Table 2 summarizes the results of three separate multivariable survival analysis predicting survival 2-years post discharge. In the first 24-hours of hospitalization (Model 1), each 100 step increase was associated with a 2% decreased hazard of death (95% CI 0.96 –1.00). In the last 24-hours of hospitalization (Model 2), each 100 step increase was significantly associated with a 3% decreased hazard of death (95% CI 0.94 – 0.99). Adjusting for steps in the first 24-hours of hospitalization, there was more than a four-fold increased hazard of death (HR 4.21; 95% CI 1.65 – 10.77) among patients whose step count decreased from first to last 24-hours of hospitalization compared with those that increased their step count by 820 or more steps (Model 3). Patients with a minimal change in steps (i.e., −58 to 174 steps) also had a significantly increased hazard of death (HR 3.24; CI: 1.27 – 8.30). Other factors significantly associated with survival in all three models included female sex and fewer comorbid conditions.

Table 2.

Survival analysis assessing Death 2-years Post Hospital Discharge for Steps in the First and Last 24-Hours of Hospitalization and Change in Steps from First to Last 24-Hours of Hospitalization (N = 224).

Patient Characteristic HR (95% CI) HR (95% CI) HR (95% CI)

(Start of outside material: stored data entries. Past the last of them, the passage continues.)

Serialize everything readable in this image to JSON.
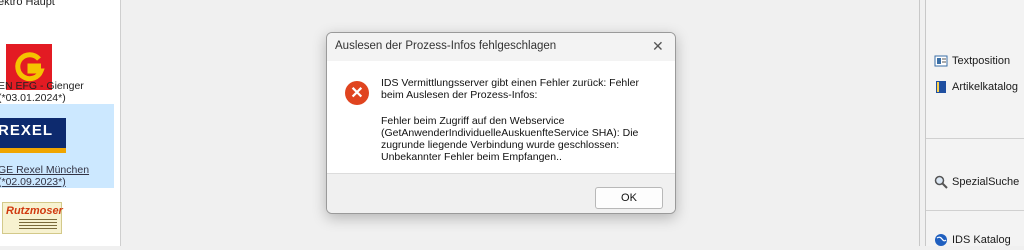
{
  "left_panel": {
    "header_label": "ektro Haupt",
    "suppliers": [
      {
        "label_line1": "EN EFG - Gienger",
        "label_line2": "(*03.01.2024*)",
        "logo": "efg-logo"
      },
      {
        "label_line1": "GE Rexel München",
        "label_line2": "(*02.09.2023*)",
        "logo": "rexel-logo",
        "logo_text": "REXEL"
      },
      {
        "logo": "rutzmoser-logo",
        "logo_text": "Rutzmoser"
      }
    ]
  },
  "dialog": {
    "title": "Auslesen der Prozess-Infos fehlgeschlagen",
    "message_line1": "IDS Vermittlungsserver gibt einen Fehler zurück: Fehler beim Auslesen der Prozess-Infos:",
    "message_line2": "Fehler beim Zugriff auf den Webservice (GetAnwenderIndividuelleAuskuenfteService SHA): Die zugrunde liegende Verbindung wurde geschlossen: Unbekannter Fehler beim Empfangen..",
    "ok_label": "OK",
    "close_glyph": "✕",
    "error_glyph": "✕"
  },
  "right_panel": {
    "items": [
      {
        "label": "Textposition",
        "icon": "text-position-icon"
      },
      {
        "label": "Artikelkatalog",
        "icon": "book-icon"
      },
      {
        "label": "SpezialSuche",
        "icon": "magnifier-icon"
      },
      {
        "label": "IDS Katalog",
        "icon": "globe-icon"
      }
    ]
  },
  "colors": {
    "error_icon": "#e0441f",
    "selected_row": "#cce8ff",
    "rexel_blue": "#0d2a6e"
  }
}
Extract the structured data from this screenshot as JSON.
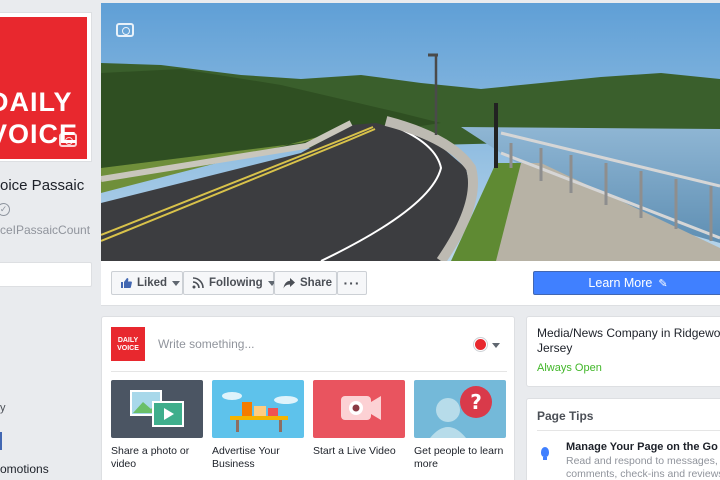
{
  "brand": {
    "accent": "#e8282e",
    "primary": "#4080ff",
    "logo_line1": "DAILY",
    "logo_line2": "VOICE"
  },
  "page": {
    "name": "oice Passaic",
    "handle": "ceIPassaicCount",
    "left_fragment": "y",
    "promotions": "omotions"
  },
  "actions": {
    "liked": "Liked",
    "following": "Following",
    "share": "Share",
    "more": "···",
    "cta": "Learn More"
  },
  "composer": {
    "placeholder": "Write something...",
    "logo_text": "DAILY VOICE",
    "tiles": [
      {
        "label": "Share a photo or video",
        "icon": "photo-video-icon"
      },
      {
        "label": "Advertise Your Business",
        "icon": "storefront-icon"
      },
      {
        "label": "Start a Live Video",
        "icon": "live-video-icon"
      },
      {
        "label": "Get people to learn more",
        "icon": "question-person-icon"
      }
    ]
  },
  "about": {
    "category": "Media/News Company in Ridgewoo",
    "category_line2": "Jersey",
    "hours": "Always Open"
  },
  "tips": {
    "title": "Page Tips",
    "item_title": "Manage Your Page on the Go",
    "item_body": "Read and respond to messages, comments, check-ins and reviews i"
  }
}
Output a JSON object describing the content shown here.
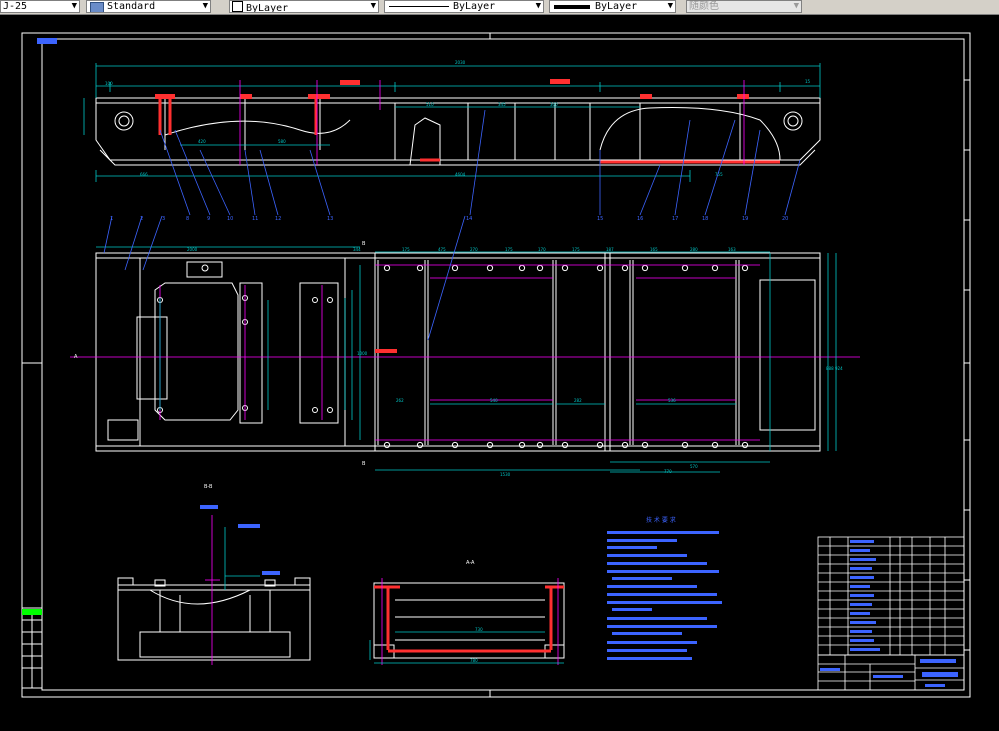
{
  "toolbar": {
    "dimstyle": "J-25",
    "textstyle": "Standard",
    "layer": "ByLayer",
    "linetype": "ByLayer",
    "lineweight": "ByLayer",
    "plotstyle": "随颜色"
  },
  "colors": {
    "background": "#000000",
    "frame": "#ffffff",
    "dimension": "#00c8c8",
    "centerline": "#ff00ff",
    "weld": "#ff3030",
    "note": "#3c64ff",
    "leader": "#3c64ff",
    "toolbar": "#d4d0c8"
  },
  "drawing": {
    "section_b_label": "B-B",
    "section_a_label": "A-A",
    "dim_overall_left": "1000",
    "dim_plan_width": "1000",
    "dim_section_width": "780"
  },
  "notes_title": "技 术 要 求"
}
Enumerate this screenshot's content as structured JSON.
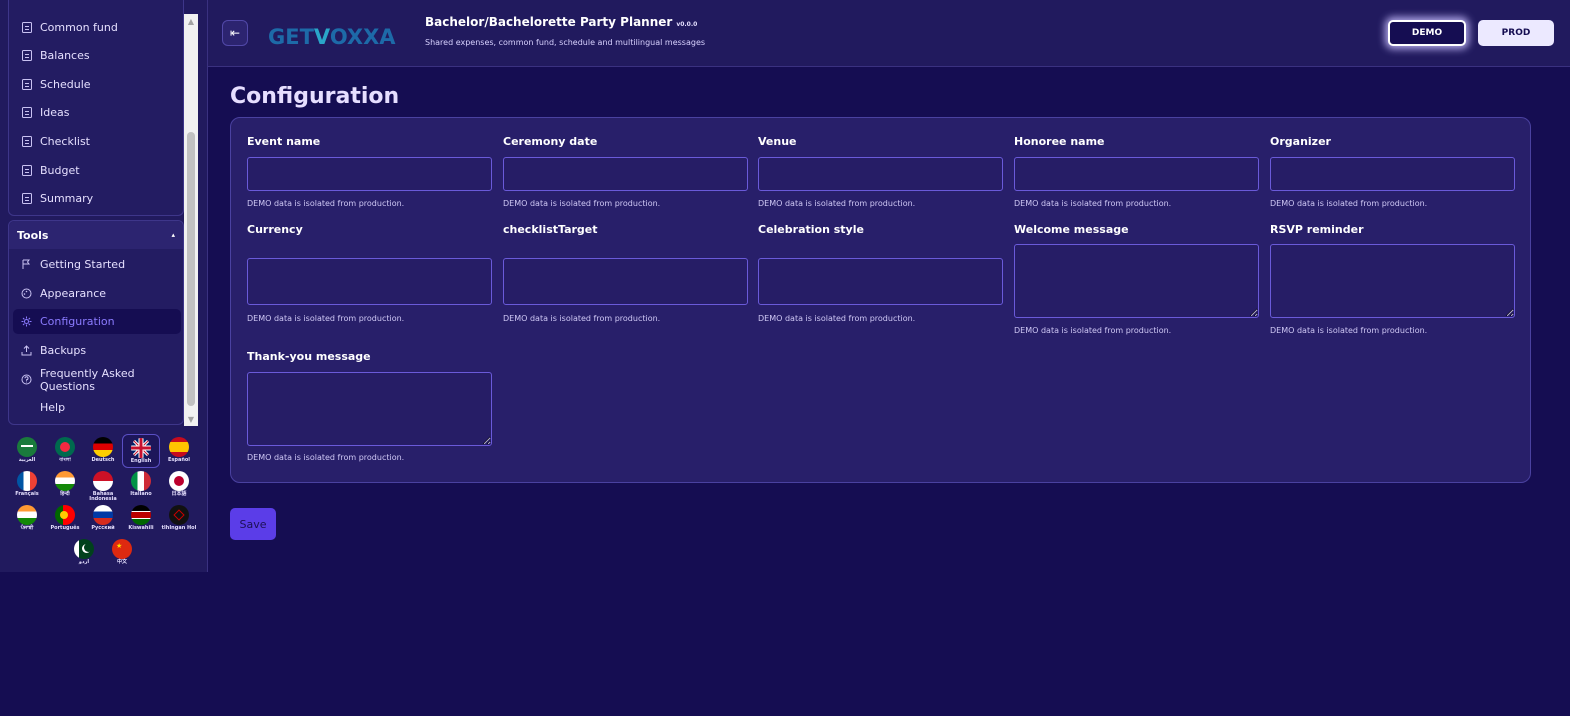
{
  "sidebar": {
    "top_items": [
      {
        "label": "Common fund",
        "icon": "document-icon"
      },
      {
        "label": "Balances",
        "icon": "document-icon"
      },
      {
        "label": "Schedule",
        "icon": "document-icon"
      },
      {
        "label": "Ideas",
        "icon": "document-icon"
      },
      {
        "label": "Checklist",
        "icon": "document-icon"
      },
      {
        "label": "Budget",
        "icon": "document-icon"
      },
      {
        "label": "Summary",
        "icon": "document-icon"
      }
    ],
    "tools_header": "Tools",
    "tools_toggle": "▴",
    "tools_items": [
      {
        "label": "Getting Started",
        "icon": "flag-start-icon"
      },
      {
        "label": "Appearance",
        "icon": "palette-icon"
      },
      {
        "label": "Configuration",
        "icon": "gear-icon",
        "active": true
      },
      {
        "label": "Backups",
        "icon": "upload-icon"
      },
      {
        "label": "Frequently Asked Questions",
        "icon": "question-icon"
      },
      {
        "label": "Help",
        "icon": ""
      }
    ]
  },
  "languages": [
    {
      "label": "العربية",
      "flag": "sa"
    },
    {
      "label": "বাংলা",
      "flag": "bd"
    },
    {
      "label": "Deutsch",
      "flag": "de"
    },
    {
      "label": "English",
      "flag": "gb",
      "active": true
    },
    {
      "label": "Español",
      "flag": "es"
    },
    {
      "label": "Français",
      "flag": "fr"
    },
    {
      "label": "हिन्दी",
      "flag": "in"
    },
    {
      "label": "Bahasa Indonesia",
      "flag": "id"
    },
    {
      "label": "Italiano",
      "flag": "it"
    },
    {
      "label": "日本語",
      "flag": "jp"
    },
    {
      "label": "ਪੰਜਾਬੀ",
      "flag": "in2"
    },
    {
      "label": "Português",
      "flag": "pt"
    },
    {
      "label": "Русский",
      "flag": "ru"
    },
    {
      "label": "Kiswahili",
      "flag": "ke"
    },
    {
      "label": "tlhIngan Hol",
      "flag": "kl"
    },
    {
      "label": "اردو",
      "flag": "pk"
    },
    {
      "label": "中文",
      "flag": "cn"
    }
  ],
  "header": {
    "logo_text_1": "GET",
    "logo_text_check": "V",
    "logo_text_2": "OXXA",
    "title": "Bachelor/Bachelorette Party Planner",
    "version": "v0.0.0",
    "subtitle": "Shared expenses, common fund, schedule and multilingual messages",
    "demo_label": "DEMO",
    "prod_label": "PROD",
    "collapse_icon": "⇤"
  },
  "page": {
    "title": "Configuration",
    "save_label": "Save",
    "hint": "DEMO data is isolated from production."
  },
  "fields": [
    {
      "label": "Event name",
      "value": ""
    },
    {
      "label": "Ceremony date",
      "value": ""
    },
    {
      "label": "Venue",
      "value": ""
    },
    {
      "label": "Honoree name",
      "value": ""
    },
    {
      "label": "Organizer",
      "value": ""
    },
    {
      "label": "Currency",
      "value": ""
    },
    {
      "label": "checklistTarget",
      "value": ""
    },
    {
      "label": "Celebration style",
      "value": ""
    },
    {
      "label": "Welcome message",
      "value": ""
    },
    {
      "label": "RSVP reminder",
      "value": ""
    },
    {
      "label": "Thank-you message",
      "value": ""
    }
  ],
  "colors": {
    "background": "#150d52",
    "panel": "#211a5e",
    "accent": "#5b3de8",
    "active_nav": "#8b7bff"
  }
}
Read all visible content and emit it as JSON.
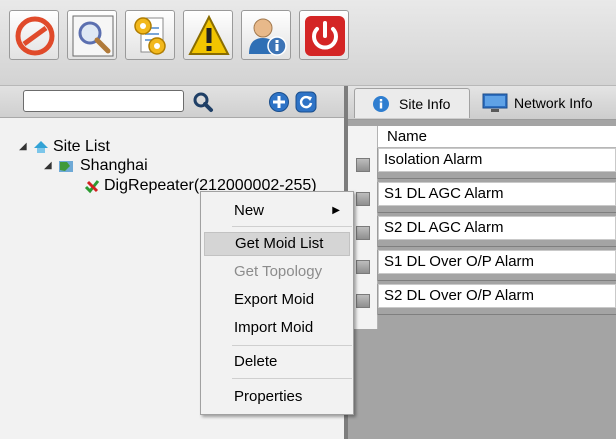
{
  "toolbar": {
    "buttons": [
      {
        "name": "no-entry-icon",
        "color": "#e04a2a"
      },
      {
        "name": "magnifier-icon",
        "color": "#5b6fb0"
      },
      {
        "name": "settings-document-icon",
        "color": "#d9a516"
      },
      {
        "name": "warning-icon",
        "color": "#f2c500"
      },
      {
        "name": "user-info-icon",
        "color": "#3d74b6"
      },
      {
        "name": "power-icon",
        "color": "#d42525"
      }
    ]
  },
  "left": {
    "search_value": "",
    "tree": {
      "root_label": "Site List",
      "site_label": "Shanghai",
      "device_label": "DigRepeater(212000002-255)"
    }
  },
  "right": {
    "tabs": [
      {
        "label": "Site Info",
        "active": true
      },
      {
        "label": "Network Info",
        "active": false
      }
    ],
    "table": {
      "header": "Name",
      "rows": [
        "Isolation Alarm",
        "S1 DL AGC Alarm",
        "S2 DL AGC Alarm",
        "S1 DL Over O/P Alarm",
        "S2 DL Over O/P Alarm"
      ]
    }
  },
  "context_menu": {
    "items": [
      "New",
      "Get Moid List",
      "Get Topology",
      "Export Moid",
      "Import Moid",
      "Delete",
      "Properties"
    ],
    "hovered": "Get Moid List",
    "disabled": [
      "Get Topology"
    ]
  }
}
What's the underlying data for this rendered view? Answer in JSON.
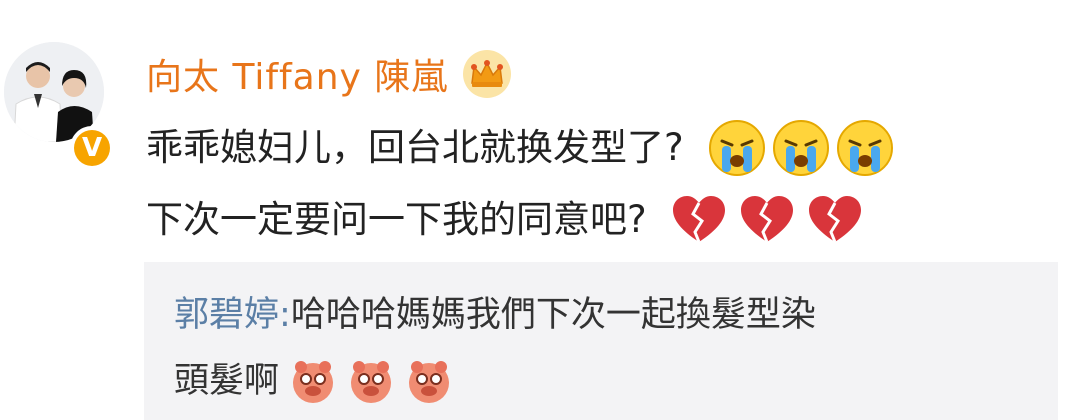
{
  "comment": {
    "author": "向太 Tiffany 陳嵐",
    "author_badge_icon": "crown-icon",
    "verified_badge_letter": "V",
    "lines": [
      {
        "text": "乖乖媳妇儿，回台北就换发型了?",
        "emoji": "crying-face-icon",
        "emoji_count": 3
      },
      {
        "text": "下次一定要问一下我的同意吧?",
        "emoji": "broken-heart-icon",
        "emoji_count": 3
      }
    ]
  },
  "reply": {
    "author": "郭碧婷",
    "separator": ":",
    "line1": " 哈哈哈媽媽我們下次一起換髮型染",
    "line2": "頭髮啊",
    "emoji": "laughing-pig-icon",
    "emoji_count": 3
  },
  "colors": {
    "username": "#e8751a",
    "reply_name": "#5b7fa6",
    "reply_bg": "#f3f3f5",
    "verified": "#f7a400"
  }
}
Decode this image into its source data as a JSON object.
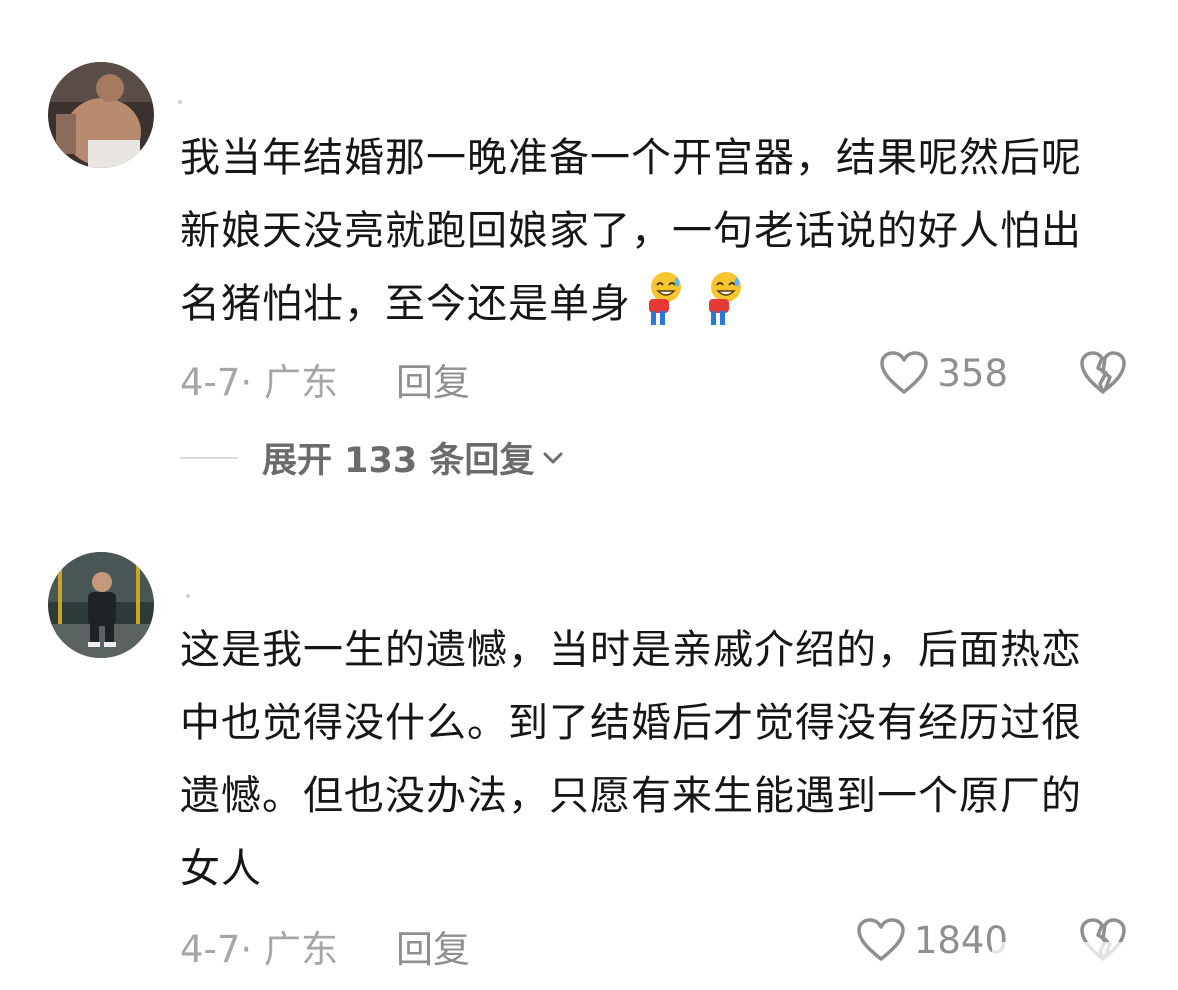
{
  "comments": [
    {
      "text": "我当年结婚那一晚准备一个开宫器，结果呢然后呢新娘天没亮就跑回娘家了，一句老话说的好人怕出名猪怕壮，至今还是单身",
      "emojis": [
        "bow-sweat-emoji",
        "bow-sweat-emoji"
      ],
      "date": "4-7· 广东",
      "reply_label": "回复",
      "likes": "358"
    },
    {
      "text": "这是我一生的遗憾，当时是亲戚介绍的，后面热恋中也觉得没什么。到了结婚后才觉得没有经历过很遗憾。但也没办法，只愿有来生能遇到一个原厂的女人",
      "date": "4-7· 广东",
      "reply_label": "回复",
      "likes": "1840"
    }
  ],
  "expand_replies": "展开 133 条回复",
  "icons": {
    "like": "heart-outline-icon",
    "dislike": "broken-heart-icon",
    "expand": "chevron-down-icon"
  },
  "colors": {
    "text": "#161616",
    "meta": "#a6a6a6",
    "icon": "#8f8f8f"
  }
}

First 24-hrs Last 24-hrs Δ First to Last 24- hrs

Per 100 Steps 0.98 (0.96, 1.00) 0.97 (0.94, 0.99)
Δ in Steps first to last 24-hrs
 Q1: ≤ −59 vs. ≥ 820 (Ref) 4.21 (1.65, 10.77)
 Q2: −58 to 174 vs. ≥ 820 3.24 (1.27, 8.30)
 Q3: 175 to 819 vs. ≥ 820 0.75 (0.24, 2.31)
Age (con’t) 1.04 (0.99, 1.08) 1.03 (0.99, 1.07) 1.03 (0.99, 1.06)
Women (vs. men) 0.28 (0.16, 0.52) 0.27 (0.15, 0.50) 0.28 (0.15, 0.51)
Married (vs. unmarried) 0.63 (0.35, 1.14) 0.69 (0.38, 1.26) 0.99 (0.52, 1.87)
White (vs. non-White) 1.43 (0.75, 2.72) 1.36 (0.71, 2.61) 1.43 (0.73, 2.77)
Body Mass Index (con’t) 0.98 (0.95, 1.02) 0.98 (0.94, 1.02) 0.98 (0.95, 1.02)
Length of stay (con’t) 1.02 (0.98, 1.07) 1.02 (0.98, 1.07) 1.01 (0.96, 1.06)
Comorbid condition (0 to 4 category) 1.30 (1.16, 1.44) 1.28 (1.15, 1.42) 1.30 (1.16, 1.45)
Discharge diagnosis
Respiratory (vs. cardiovascular) 1.28 (0.59, 2.78) 1.44 (0.66, 3.13) 1.38 (0.62, 3.04)
Urinary tract/Kidney infection (vs. cardiovascular) 0.63 (0.22, 1.86) 0.60 (0.20, 1.74) 0.48 (0.16, 1.48)
Gastrointestinal (vs. cardiovascular) 0.69 (0.32, 1.50) 0.73 (0.34, 1.60) 0.82 (0.37, 1.84)
Other (vs. cardiovascular) 1.45 (0.61, 3.46) 1.71 (0.71, 4.09) 1.49 (0.60, 3.70)
Steps First 24-hrs (per 100 steps) 0.97 (0.94, 0.99)

DISCUSSION

This study provides evidence that a StepWatch Activity Monitor (SAM) can be a practical device for the continuous monitoring of mobility in hospitalized older patients. The SAM was well-tolerated by patients and no adverse events were reported. Most patients were active for only a small portion of time, with a majority walking fewer than 2000 steps in a 24-hour period. Nonetheless, most patients increased their step activity during hospitalization, although about a quarter did decline. Step activity was an independent predictor of death; patients walking the fewest steps in the last 24-hours of hospitalization or those who had a decline in steps from admission to discharge were at significantly greater risk for death post discharge.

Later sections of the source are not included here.